Signs From God Prose
I remember when you sent me that beautiful dream. That dream where I had died but was not frightened. Where I met you past the door at the the end of a dark oak hall. Where you met me in a room dressed in the familiar design of a hospital appointment room. Where you took me from my wheelchair and carried me to a gentle lawn and layed me down. Assured me. “Just a little longer and you will be healed”. You placed your hands on my knees. My knees felt hot but didn’t burn or hurt. “Thirty minutes and you will be able to walk” you said. I knew it would be so.
I live for those beautiful signs. I know that 30 minutes to you might be a different amount of time for a human but I still wait. It’s all I have. That little assurance that rolls over me like a cloud. Cleansing the other little voices in my head away. The ones that whisper “it’s because you don’t have faith” or “it’s because you have been abandoned”. It’s because I have those little signs I persist. The little and big. Road blocks protecting me from injury you know I can’t handle. Miraculous recovery from sickness that should have killed me. That dream when I needed it. My very existence in spite of my normally very lethal disability.

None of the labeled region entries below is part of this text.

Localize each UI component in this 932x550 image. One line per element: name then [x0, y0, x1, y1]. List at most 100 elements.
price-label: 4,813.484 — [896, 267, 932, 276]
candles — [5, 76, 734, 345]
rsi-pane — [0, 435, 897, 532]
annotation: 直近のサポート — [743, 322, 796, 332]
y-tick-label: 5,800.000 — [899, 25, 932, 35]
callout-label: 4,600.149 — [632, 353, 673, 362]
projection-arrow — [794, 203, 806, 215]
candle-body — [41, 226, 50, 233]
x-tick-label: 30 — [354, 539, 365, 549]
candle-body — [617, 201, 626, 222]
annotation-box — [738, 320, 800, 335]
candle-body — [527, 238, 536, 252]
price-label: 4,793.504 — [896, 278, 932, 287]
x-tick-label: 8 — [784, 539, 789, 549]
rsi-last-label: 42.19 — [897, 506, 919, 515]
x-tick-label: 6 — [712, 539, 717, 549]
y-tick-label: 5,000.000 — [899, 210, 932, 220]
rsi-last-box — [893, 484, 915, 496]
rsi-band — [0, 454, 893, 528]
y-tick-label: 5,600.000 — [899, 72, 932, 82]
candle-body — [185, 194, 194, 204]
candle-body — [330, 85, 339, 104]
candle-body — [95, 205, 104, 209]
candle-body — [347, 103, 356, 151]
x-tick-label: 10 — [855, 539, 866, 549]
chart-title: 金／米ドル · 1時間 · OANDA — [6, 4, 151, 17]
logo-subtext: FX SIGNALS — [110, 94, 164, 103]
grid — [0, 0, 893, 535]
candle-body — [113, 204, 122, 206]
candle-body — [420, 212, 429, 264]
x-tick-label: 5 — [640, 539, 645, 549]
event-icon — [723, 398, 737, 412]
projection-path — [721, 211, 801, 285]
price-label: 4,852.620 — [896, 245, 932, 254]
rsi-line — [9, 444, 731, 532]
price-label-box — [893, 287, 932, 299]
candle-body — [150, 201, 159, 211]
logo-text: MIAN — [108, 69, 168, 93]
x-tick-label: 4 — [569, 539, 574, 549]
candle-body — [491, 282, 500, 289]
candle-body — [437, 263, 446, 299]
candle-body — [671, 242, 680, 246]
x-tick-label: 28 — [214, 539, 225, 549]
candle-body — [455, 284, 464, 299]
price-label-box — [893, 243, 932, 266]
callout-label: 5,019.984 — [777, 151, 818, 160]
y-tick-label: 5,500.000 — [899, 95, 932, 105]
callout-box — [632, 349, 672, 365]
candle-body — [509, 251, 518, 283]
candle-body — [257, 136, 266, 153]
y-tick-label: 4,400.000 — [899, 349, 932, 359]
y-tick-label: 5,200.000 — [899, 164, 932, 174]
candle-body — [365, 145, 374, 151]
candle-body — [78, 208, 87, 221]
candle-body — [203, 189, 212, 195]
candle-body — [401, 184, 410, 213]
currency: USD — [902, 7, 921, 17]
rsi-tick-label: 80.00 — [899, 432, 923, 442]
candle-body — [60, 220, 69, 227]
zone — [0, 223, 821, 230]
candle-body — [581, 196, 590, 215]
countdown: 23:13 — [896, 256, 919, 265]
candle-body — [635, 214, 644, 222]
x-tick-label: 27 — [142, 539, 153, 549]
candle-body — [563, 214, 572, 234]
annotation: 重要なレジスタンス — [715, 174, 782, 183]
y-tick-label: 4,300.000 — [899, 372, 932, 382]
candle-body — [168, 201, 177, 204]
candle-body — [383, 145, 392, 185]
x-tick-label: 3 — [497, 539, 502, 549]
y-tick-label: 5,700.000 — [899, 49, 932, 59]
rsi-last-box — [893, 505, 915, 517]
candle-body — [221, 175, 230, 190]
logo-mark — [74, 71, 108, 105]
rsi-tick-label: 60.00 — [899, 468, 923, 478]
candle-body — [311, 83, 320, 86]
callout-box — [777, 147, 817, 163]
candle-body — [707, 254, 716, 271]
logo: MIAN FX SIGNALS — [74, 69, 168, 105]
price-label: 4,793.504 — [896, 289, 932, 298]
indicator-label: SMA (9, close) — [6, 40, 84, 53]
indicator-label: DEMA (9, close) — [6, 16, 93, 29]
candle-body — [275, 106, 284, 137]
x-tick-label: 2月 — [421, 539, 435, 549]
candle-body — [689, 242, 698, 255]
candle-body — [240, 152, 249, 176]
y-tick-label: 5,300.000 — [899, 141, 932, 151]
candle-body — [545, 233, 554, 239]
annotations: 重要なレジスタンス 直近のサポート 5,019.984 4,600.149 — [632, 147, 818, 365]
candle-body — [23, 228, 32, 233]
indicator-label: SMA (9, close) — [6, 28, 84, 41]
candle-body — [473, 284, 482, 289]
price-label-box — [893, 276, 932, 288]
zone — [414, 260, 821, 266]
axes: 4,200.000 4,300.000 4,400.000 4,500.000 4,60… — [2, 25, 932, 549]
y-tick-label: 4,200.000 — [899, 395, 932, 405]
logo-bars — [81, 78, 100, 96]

I see all the signs and yet sometimes it isn’t enough. I crave more. More of you when the other voices get louder. I need you like a little kid with a stuffed animal on the side of bed safely within reach. I need you in that selfish innocent way. That assurance of love to fill in that hole that stays open when left unwatched. That comfort only you provide. I know that you have your own reasons for the way you act and I always keep that in mind. Perhaps this is a kind of test. One to teach me to swim properly in life. My own hero’s journey at the climax. The hero after the mentor has pushed him to his task. The final big challenge
I worry it’s all too much. That the battle wounds will be too deep or take me under. That no amount of bandaids will fix me. I remember then. I remember that you are watching just out of sight. That you might step in when it becomes too heavy. That you might help me shoulder the weight. I remember and hope. I sit here and wait for those 30 minutes to end. I will wait patiently. I will wait for those small signs from you because it’s all I have.